KBS Strategic Opportunity REIT Urges Shareholders to Reject Tender Offer, Directors Postpone Liquidation
KBS Strategic Opportunity REIT Inc., a publicly registered non-traded real estate investment trust, is urging investors to reject an unsolicited tender offer made by Comrit Investments 1 for up to 691,563 shares of the company’s common stock, or approximately 1.0 percent of the outstanding shares.
KBS Strategic Opportunity REIT Inc., a publicly registered non-traded real estate investment trust, is urging investors to reject an unsolicited tender offer made by Comrit Investments 1 for up to 691,563 shares of the company’s common stock, or approximately 1.0 percent of the outstanding shares.
In a letter to KBS Strategic Opportunity REIT stockholders, the company disclosed that Comrit launched a tender offer and offered to pay $7.23 per share of REIT common stock.
“We believe the offer price is substantially below the value of the shares and recommend against selling shares at that price,” the company stated.
In November 2018, the board approved a $9.91 estimated value per share of the REIT’s common stock, based on the estimated value of the REIT’s assets less the estimated value of its liabilities, divided by the number of shares outstanding as of September 30, 2018.
Also, in November 2018, the board authorized a special dividend of $2.95 per share.

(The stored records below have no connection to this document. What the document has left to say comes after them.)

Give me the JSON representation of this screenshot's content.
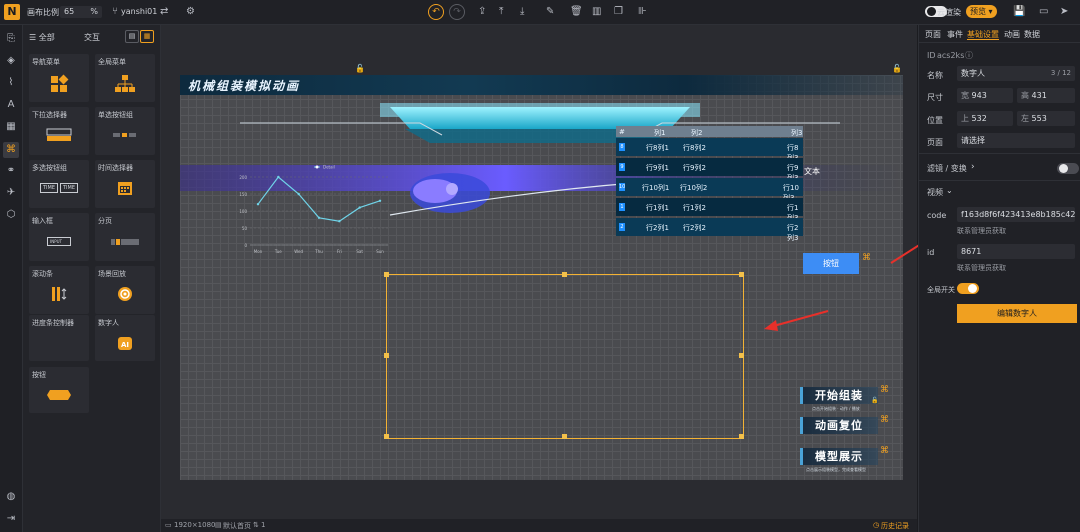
{
  "toolbar": {
    "logo_glyph": "N",
    "scale_label": "画布比例",
    "scale_value": "65",
    "scale_unit": "%",
    "user_name": "yanshi01",
    "cloud_render_label": "云渲染",
    "preview_label": "预览"
  },
  "left_panel": {
    "tab_all": "全部",
    "tab_interact": "交互",
    "components": [
      {
        "label": "导航菜单"
      },
      {
        "label": "全局菜单"
      },
      {
        "label": "下拉选择器"
      },
      {
        "label": "单选按钮组"
      },
      {
        "label": "多选按钮组"
      },
      {
        "label": "时间选择器"
      },
      {
        "label": "输入框"
      },
      {
        "label": "分页"
      },
      {
        "label": "滚动条"
      },
      {
        "label": "场景回放"
      },
      {
        "label": "进度条控制器"
      },
      {
        "label": "数字人"
      },
      {
        "label": "按钮"
      }
    ],
    "input_placeholder": "INPUT",
    "time_a": "TIME",
    "time_b": "TIME"
  },
  "stage": {
    "title": "机械组装模拟动画",
    "table": {
      "headers": [
        "#",
        "列1",
        "列2",
        "列3"
      ],
      "rows": [
        {
          "n": "8",
          "c1": "行8列1",
          "c2": "行8列2",
          "c3": "行8列3"
        },
        {
          "n": "9",
          "c1": "行9列1",
          "c2": "行9列2",
          "c3": "行9列3"
        },
        {
          "n": "10",
          "c1": "行10列1",
          "c2": "行10列2",
          "c3": "行10列3"
        },
        {
          "n": "1",
          "c1": "行1列1",
          "c2": "行1列2",
          "c3": "行1列3"
        },
        {
          "n": "2",
          "c1": "行2列1",
          "c2": "行2列2",
          "c3": "行2列3"
        }
      ]
    },
    "text_label": "文本",
    "button_label": "按钮",
    "action_buttons": [
      {
        "label": "开始组装",
        "sub": "点击开始组装 · 动作 / 播放"
      },
      {
        "label": "动画复位",
        "sub": ""
      },
      {
        "label": "模型展示",
        "sub": "点击展示组装模型，完成查看模型"
      }
    ]
  },
  "chart_data": {
    "type": "line",
    "categories": [
      "Mon",
      "Tue",
      "Wed",
      "Thu",
      "Fri",
      "Sat",
      "Sun"
    ],
    "series": [
      {
        "name": "Detail",
        "values": [
          120,
          200,
          150,
          80,
          70,
          110,
          130
        ]
      }
    ],
    "ylim": [
      0,
      200
    ],
    "yticks": [
      0,
      50,
      100,
      150,
      200
    ],
    "color": "#6fd3e8"
  },
  "status": {
    "resolution": "1920×1080",
    "page_label": "默认首页",
    "layer_count": "1",
    "history_label": "历史记录"
  },
  "right_panel": {
    "tabs": [
      "页面",
      "事件",
      "基础设置",
      "动画",
      "数据"
    ],
    "active_tab": "基础设置",
    "id_label": "ID",
    "id_value": "acs2ks",
    "name_label": "名称",
    "name_value": "数字人",
    "name_count": "3 / 12",
    "size_label": "尺寸",
    "width_prefix": "宽",
    "width_value": "943",
    "height_prefix": "高",
    "height_value": "431",
    "pos_label": "位置",
    "top_prefix": "上",
    "top_value": "532",
    "left_prefix": "左",
    "left_value": "553",
    "page_label": "页面",
    "page_value": "请选择",
    "filter_label": "滤镜 / 变换",
    "video_label": "视频",
    "code_label": "code",
    "code_value": "f163d8f6f423413e8b185c42",
    "code_hint": "联系管理员获取",
    "vid_label": "id",
    "vid_value": "8671",
    "vid_hint": "联系管理员获取",
    "global_switch_label": "全局开关",
    "edit_button": "编辑数字人"
  },
  "colors": {
    "accent": "#f0a020",
    "table_header": "#6f7f8f",
    "table_row_a": "#0a3a56",
    "table_row_b": "#062a40",
    "stage_button": "#3d8df5"
  }
}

Excluding the special dividend, the company’s NAV per share would have been $12.86. Shares were originally priced at $10.00 each.
The company noted that the NAV per share does not take into account developments in the REIT’s portfolio since November 2018.

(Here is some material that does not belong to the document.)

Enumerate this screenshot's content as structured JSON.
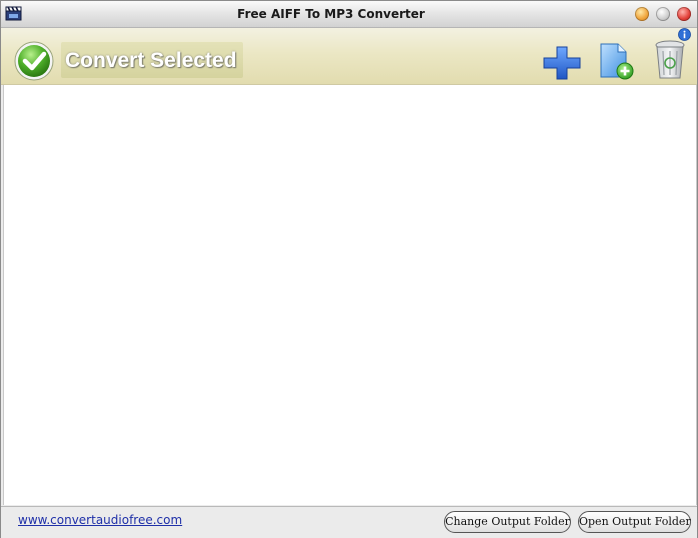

The REIT also disclosed that, due to share redemption program funding limitations, it had unfulfilled share redemption requests of nearly 3.3 million shares during the first quarter of 2019, or 94.2 percent of the shares submitted for redemption. In the second quarter of 2019, 3.8 million shares (94.9 percent) of the shares submitted for redemption were unfulfilled.
The company currently has $2.6 million available under the share redemption program for additional redemptions in 2019.
“As we did in prior instances when our board of directors authorized additional funds for the redemption of shares, we will continue to consider the liquidity available to stockholders going forward, balanced with other long-term interests of the stockholders and the REIT,” the company said.
KBS Strategic Opportunity REIT is continuing to evaluate possible strategic alternatives to provide additional liquidity to stockholders, including negotiating property sales, converting to an “NAV REIT” with increased capacity to repurchase shares through its SRP, and other strategies.
In other news, the KBS Strategic Opportunity REIT conflicts committee unanimously determined to postpone approval of the company’s liquidation while it continues to evaluate possible strategic alternatives. The committee is obligated to revisit the issue of liquidation at least annually.
The charter requires that the company seek stockholder approval of a liquidation if its shares of common stock are not listed on a national securities exchange by July 31, 2019, unless a majority of independent directors determines that liquidation is not then in the best interest of stockholders.
Pacific Oak Capital Advisors LLC, a sponsor of commercial real estate-focused alternative investments programs, will soon take over advisory duties for KBS Strategic Opportunity REIT and two other REITs previously managed by KBS Capital Advisors: KBS Strategic Opportunity REIT II, and Keppel Pacific Oak US REIT, which trades on the Singapore stock exchange.
Yesterday, The DI Wire published an article suggesting that KBS Strategic Opportunity REIT could be planning to launch a new offering under Pacific Oak.